La deuxième variante à l’étude est l’«obligation de servir axée sur les besoins». Celle-ci étend l’obligation de servir aux femmes. Toutefois, seul le nombre de personnes nécessaires au bon fonctionnement de l’armée et de la protection civile est recruté, soit environ la moitié des conscrits masculins et féminins. Les effectifs de l’armée et de la protection civile sont ainsi garantis, car le pool de recrutement est doublé. L’initiative populaire «Pour un service citoyen», actuellement en phase de collecte de signatures, mise précisément sur l’engagement de toutes et tous. De cette façon, le débat n’a pas lieu seulement au Palais fédéral, mais aussi dans la rue avec tous les citoyens et citoyennes. C’est cela, la démocratie vivante.
Pour renforcer la cohésion de notre pays, de nos langues et cultures, il faut que plus de femmes s’engagent dans l’armée et la protection civile. Pour que cela soit davantage possible, il faut trouver de nouvelles voies. Pourquoi l’entrée en service doit-elle se faire avant 25 ans? Je peux très bien m’imaginer qu’une femme au terme de ses études trouve un engagement utile et porteur de sens dans un secteur de la promotion de la paix.

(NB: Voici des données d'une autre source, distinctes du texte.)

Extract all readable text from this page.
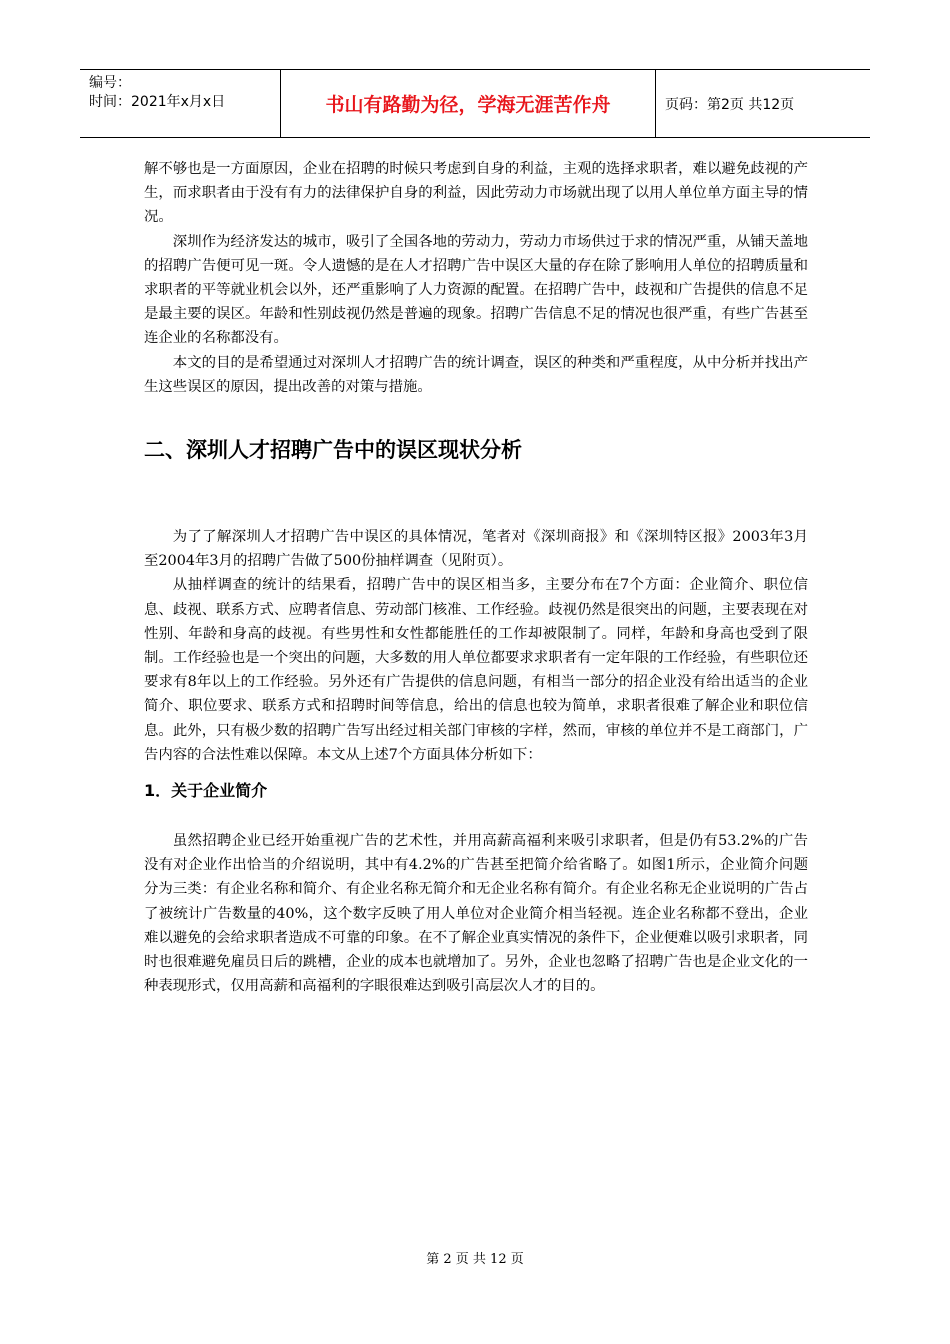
编号：
时间：2021年x月x日	书山有路勤为径，学海无涯苦作舟	页码：第2页 共12页

解不够也是一方面原因，企业在招聘的时候只考虑到自身的利益，主观的选择求职者，难以避免歧视的产生，而求职者由于没有有力的法律保护自身的利益，因此劳动力市场就出现了以用人单位单方面主导的情况。

深圳作为经济发达的城市，吸引了全国各地的劳动力，劳动力市场供过于求的情况严重，从铺天盖地的招聘广告便可见一斑。令人遗憾的是在人才招聘广告中误区大量的存在除了影响用人单位的招聘质量和求职者的平等就业机会以外，还严重影响了人力资源的配置。在招聘广告中，歧视和广告提供的信息不足是最主要的误区。年龄和性别歧视仍然是普遍的现象。招聘广告信息不足的情况也很严重，有些广告甚至连企业的名称都没有。

本文的目的是希望通过对深圳人才招聘广告的统计调查，误区的种类和严重程度，从中分析并找出产生这些误区的原因，提出改善的对策与措施。

二、深圳人才招聘广告中的误区现状分析

为了了解深圳人才招聘广告中误区的具体情况，笔者对《深圳商报》和《深圳特区报》2003年3月至2004年3月的招聘广告做了500份抽样调查（见附页）。

从抽样调查的统计的结果看，招聘广告中的误区相当多，主要分布在7个方面：企业简介、职位信息、歧视、联系方式、应聘者信息、劳动部门核准、工作经验。歧视仍然是很突出的问题，主要表现在对性别、年龄和身高的歧视。有些男性和女性都能胜任的工作却被限制了。同样，年龄和身高也受到了限制。工作经验也是一个突出的问题，大多数的用人单位都要求求职者有一定年限的工作经验，有些职位还要求有8年以上的工作经验。另外还有广告提供的信息问题，有相当一部分的招企业没有给出适当的企业简介、职位要求、联系方式和招聘时间等信息，给出的信息也较为简单，求职者很难了解企业和职位信息。此外，只有极少数的招聘广告写出经过相关部门审核的字样，然而，审核的单位并不是工商部门，广告内容的合法性难以保障。本文从上述7个方面具体分析如下：

1．关于企业简介

虽然招聘企业已经开始重视广告的艺术性，并用高薪高福利来吸引求职者，但是仍有53.2%的广告没有对企业作出恰当的介绍说明，其中有4.2%的广告甚至把简介给省略了。如图1所示，企业简介问题分为三类：有企业名称和简介、有企业名称无简介和无企业名称有简介。有企业名称无企业说明的广告占了被统计广告数量的40%，这个数字反映了用人单位对企业简介相当轻视。连企业名称都不登出，企业难以避免的会给求职者造成不可靠的印象。在不了解企业真实情况的条件下，企业便难以吸引求职者，同时也很难避免雇员日后的跳槽，企业的成本也就增加了。另外，企业也忽略了招聘广告也是企业文化的一种表现形式，仅用高薪和高福利的字眼很难达到吸引高层次人才的目的。

第 2 页 共 12 页
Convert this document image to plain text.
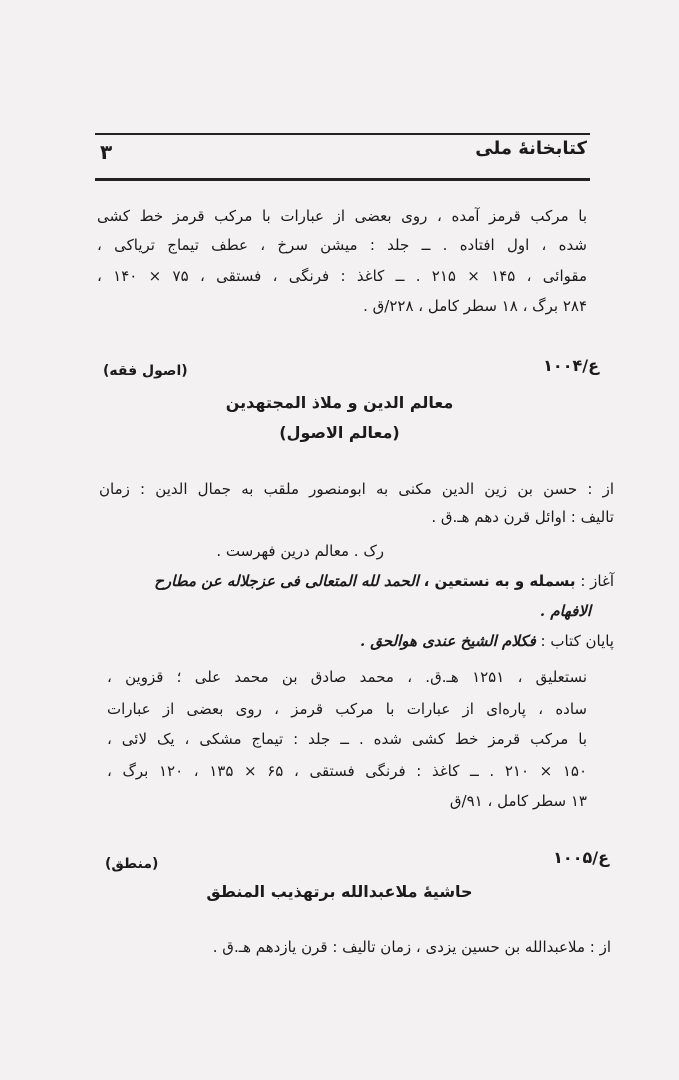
کتابخانهٔ ملی
۳
با مرکب قرمز آمده ، روی بعضی از عبارات با مرکب قرمز خط کشی
شده ، اول افتاده . ــ جلد : میشن سرخ ، عطف تیماج تریاکی ،
مقوائی ، ۱۴۵ × ۲۱۵ . ــ کاغذ : فرنگی ، فستقی ، ۷۵ × ۱۴۰ ،
۲۸۴ برگ ، ۱۸ سطر کامل ، ۲۲۸/ق .
ع/۱۰۰۴
(اصول فقه)
معالم الدین و ملاذ المجتهدین
(معالم الاصول)
از : حسن بن زین الدین مکنی به ابومنصور ملقب به جمال الدین : زمان
تالیف : اوائل قرن دهم هـ.ق .
رک . معالم درین فهرست .
آغاز : بسمله و به نستعین ، الحمد لله المتعالی فی عزجلاله عن مطارح
الافهام .
پایان کتاب : فکلام الشیخ عندی هوالحق .
نستعلیق ، ۱۲۵۱ هـ.ق. ، محمد صادق بن محمد علی ؛ قزوین ،
ساده ، پاره‌ای از عبارات با مرکب قرمز ، روی بعضی از عبارات
با مرکب قرمز خط کشی شده . ــ جلد : تیماج مشکی ، یک لائی ،
۱۵۰ × ۲۱۰ . ــ کاغذ : فرنگی فستقی ، ۶۵ × ۱۳۵ ، ۱۲۰ برگ ،
۱۳ سطر کامل ، ۹۱/ق
ع/۱۰۰۵
(منطق)
حاشیهٔ ملاعبدالله برتهذیب المنطق
از : ملاعبدالله بن حسین یزدی ، زمان تالیف : قرن یازدهم هـ.ق .
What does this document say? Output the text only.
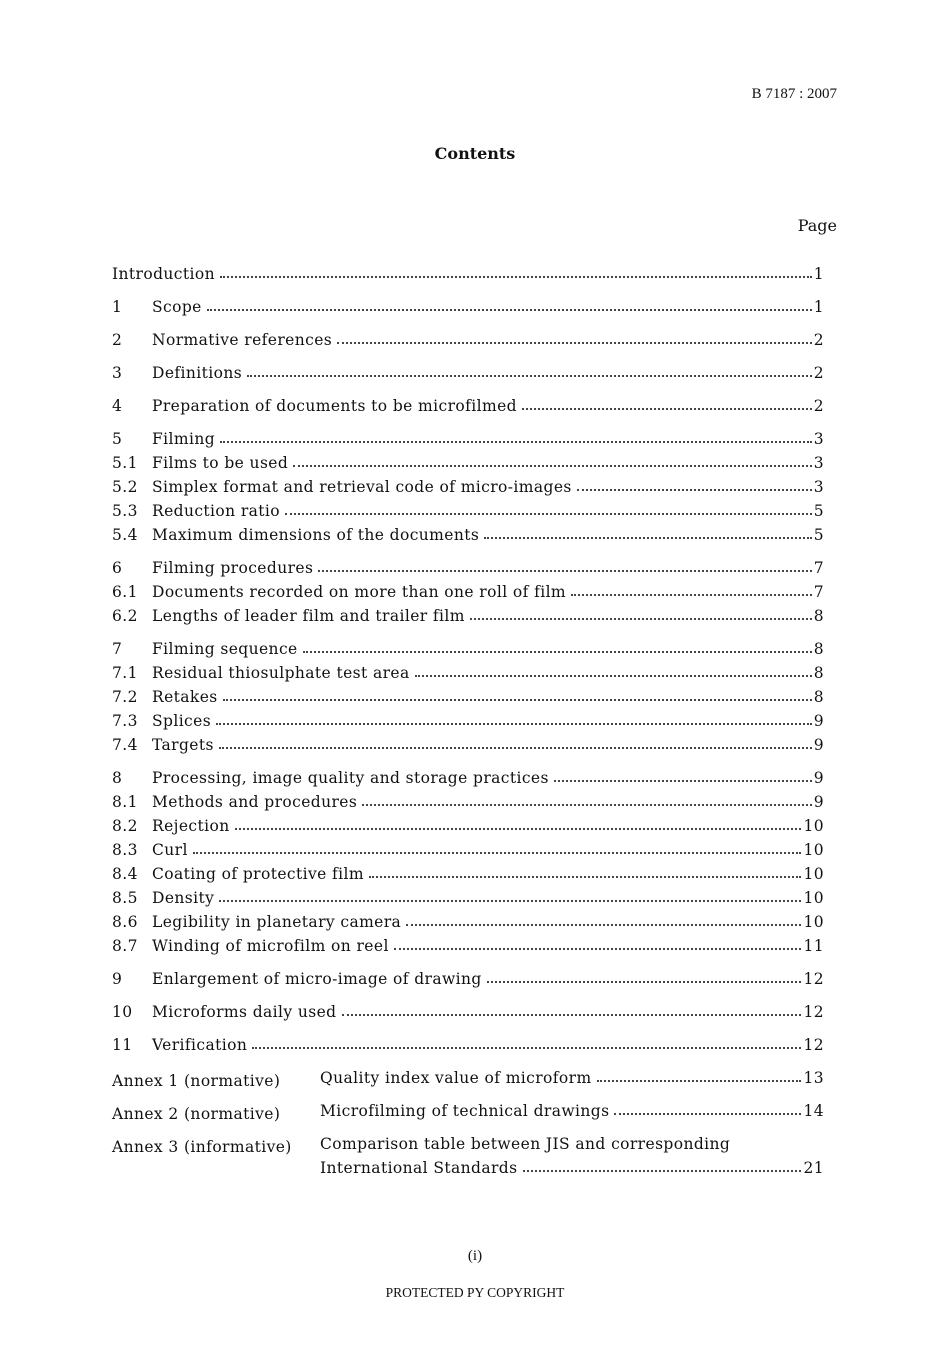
B 7187 : 2007
Contents
Page
Introduction	1
1	Scope	1
2	Normative references	2
3	Definitions	2
4	Preparation of documents to be microfilmed	2
5	Filming	3
5.1 Films to be used	3
5.2 Simplex format and retrieval code of micro-images	3
5.3 Reduction ratio	5
5.4 Maximum dimensions of the documents	5
6	Filming procedures	7
6.1 Documents recorded on more than one roll of film	7
6.2 Lengths of leader film and trailer film	8
7	Filming sequence	8
7.1 Residual thiosulphate test area	8
7.2 Retakes	8
7.3 Splices	9
7.4 Targets	9
8	Processing, image quality and storage practices	9
8.1 Methods and procedures	9
8.2 Rejection	10
8.3 Curl	10
8.4 Coating of protective film	10
8.5 Density	10
8.6 Legibility in planetary camera	10
8.7 Winding of microfilm on reel	11
9	Enlargement of micro-image of drawing	12
10	Microforms daily used	12
11	Verification	12
Annex 1 (normative)	Quality index value of microform	13
Annex 2 (normative)	Microfilming of technical drawings	14
Annex 3 (informative)	Comparison table between JIS and corresponding
International Standards	21
(i)
PROTECTED PY COPYRIGHT
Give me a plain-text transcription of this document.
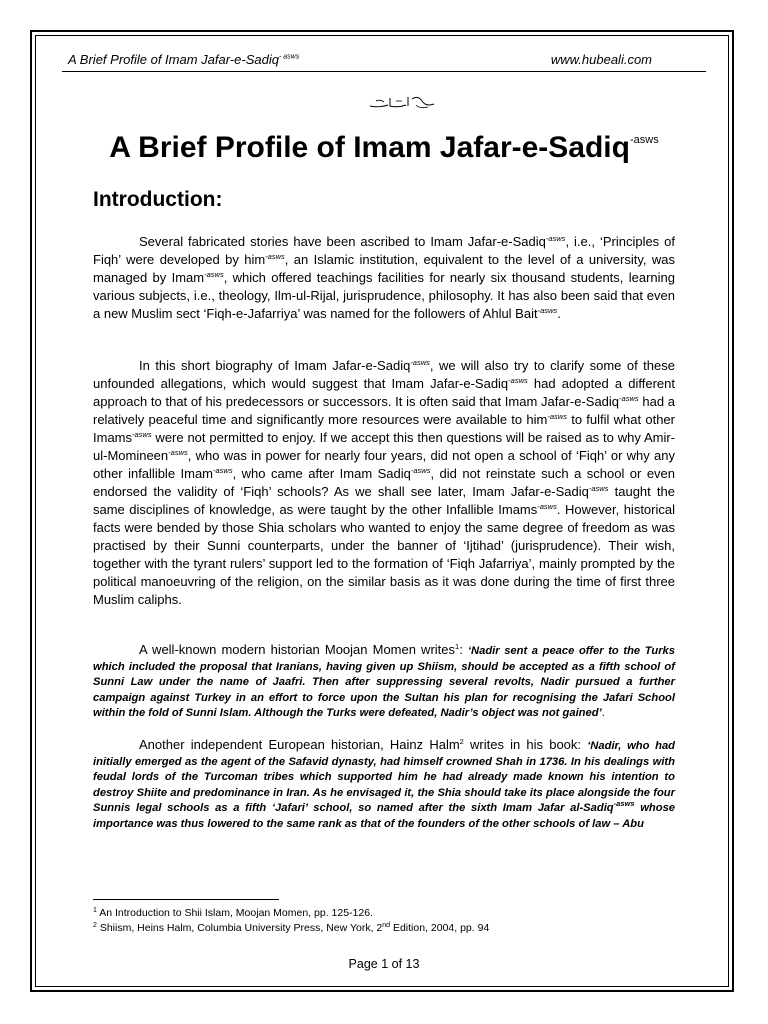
A Brief Profile of Imam Jafar-e-Sadiq$^{- asws}$	www.hubeali.com
A Brief Profile of Imam Jafar-e-Sadiq$^{-asws}$
Introduction:

Several fabricated stories have been ascribed to Imam Jafar-e-Sadiq$^{-asws}$, i.e., ‘Principles of Fiqh’ were developed by him$^{-asws}$, an Islamic institution, equivalent to the level of a university, was managed by Imam$^{-asws}$, which offered teachings facilities for nearly six thousand students, learning various subjects, i.e., theology, Ilm-ul-Rijal, jurisprudence, philosophy. It has also been said that even a new Muslim sect ‘Fiqh-e-Jafarriya’ was named for the followers of Ahlul Bait$^{-asws}$.

In this short biography of Imam Jafar-e-Sadiq$^{-asws}$, we will also try to clarify some of these unfounded allegations, which would suggest that Imam Jafar-e-Sadiq$^{-asws}$ had adopted a different approach to that of his predecessors or successors. It is often said that Imam Jafar-e-Sadiq$^{-asws}$ had a relatively peaceful time and significantly more resources were available to him$^{-asws}$ to fulfil what other Imams$^{-asws}$ were not permitted to enjoy. If we accept this then questions will be raised as to why Amir-ul-Momineen$^{-asws}$, who was in power for nearly four years, did not open a school of ‘Fiqh’ or why any other infallible Imam$^{-asws}$, who came after Imam Sadiq$^{-asws}$, did not reinstate such a school or even endorsed the validity of ‘Fiqh’ schools? As we shall see later, Imam Jafar-e-Sadiq$^{-asws}$ taught the same disciplines of knowledge, as were taught by the other Infallible Imams$^{-asws}$. However, historical facts were bended by those Shia scholars who wanted to enjoy the same degree of freedom as was practised by their Sunni counterparts, under the banner of ‘Ijtihad’ (jurisprudence). Their wish, together with the tyrant rulers’ support led to the formation of ‘Fiqh Jafarriya’, mainly prompted by the political manoeuvring of the religion, on the similar basis as it was done during the time of first three Muslim caliphs.

A well-known modern historian Moojan Momen writes$^1$: ‘Nadir sent a peace offer to the Turks which included the proposal that Iranians, having given up Shiism, should be accepted as a fifth school of Sunni Law under the name of Jaafri. Then after suppressing several revolts, Nadir pursued a further campaign against Turkey in an effort to force upon the Sultan his plan for recognising the Jafari School within the fold of Sunni Islam. Although the Turks were defeated, Nadir’s object was not gained’.

Another independent European historian, Hainz Halm$^2$ writes in his book: ‘Nadir, who had initially emerged as the agent of the Safavid dynasty, had himself crowned Shah in 1736. In his dealings with feudal lords of the Turcoman tribes which supported him he had already made known his intention to destroy Shiite and predominance in Iran. As he envisaged it, the Shia should take its place alongside the four Sunnis legal schools as a fifth ‘Jafari’ school, so named after the sixth Imam Jafar al-Sadiq$^{-asws}$ whose importance was thus lowered to the same rank as that of the founders of the other schools of law – Abu

$^1$ An Introduction to Shii Islam, Moojan Momen, pp. 125-126.
$^2$ Shiism, Heins Halm, Columbia University Press, New York, 2nd Edition, 2004, pp. 94
Page 1 of 13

Une autre femme pourrait, après avoir terminé sa formation et passé quelques années dans le service de sauvetage, décider de rejoindre le service sanitaire de la protection civile et d’y œuvrer comme instructrice. Nous devons aussi nous demander si les cours de répétition doivent vraiment durer trois semaines. Moins longs, ils seraient plus compatibles avec le marché du travail.
Je me réjouis aussi que le Conseil fédéral soit favorable à la participation obligatoire des femmes à la journée d’information sur l’armée. Si, après cette journée, certaines femmes voient davantage de sens à faire un service, nous aurons déjà fait un grand pas.
Malgré tout, que des sondages indiquent des réticences face à l’obligation de servir pour les femmes me laisse songeuse. L’égalité devrait d’abord être réalisée dans tous les domaines. Je trouverais très dommage que la chance d’en arriver à une obligation générale de servir soit subordonnée à cette seule question. Nous devons éliminer les inégalités là où elles subsistent, dans la vie quotidienne, dans la vie tout court,
Toutes les personnes de notre pays doivent être logées à la même enseigne: engageons-nous – pour notre sécurité – pour notre Suisse – pour nos descendants. Ce principe devrait aller de soi, indépendamment du sexe.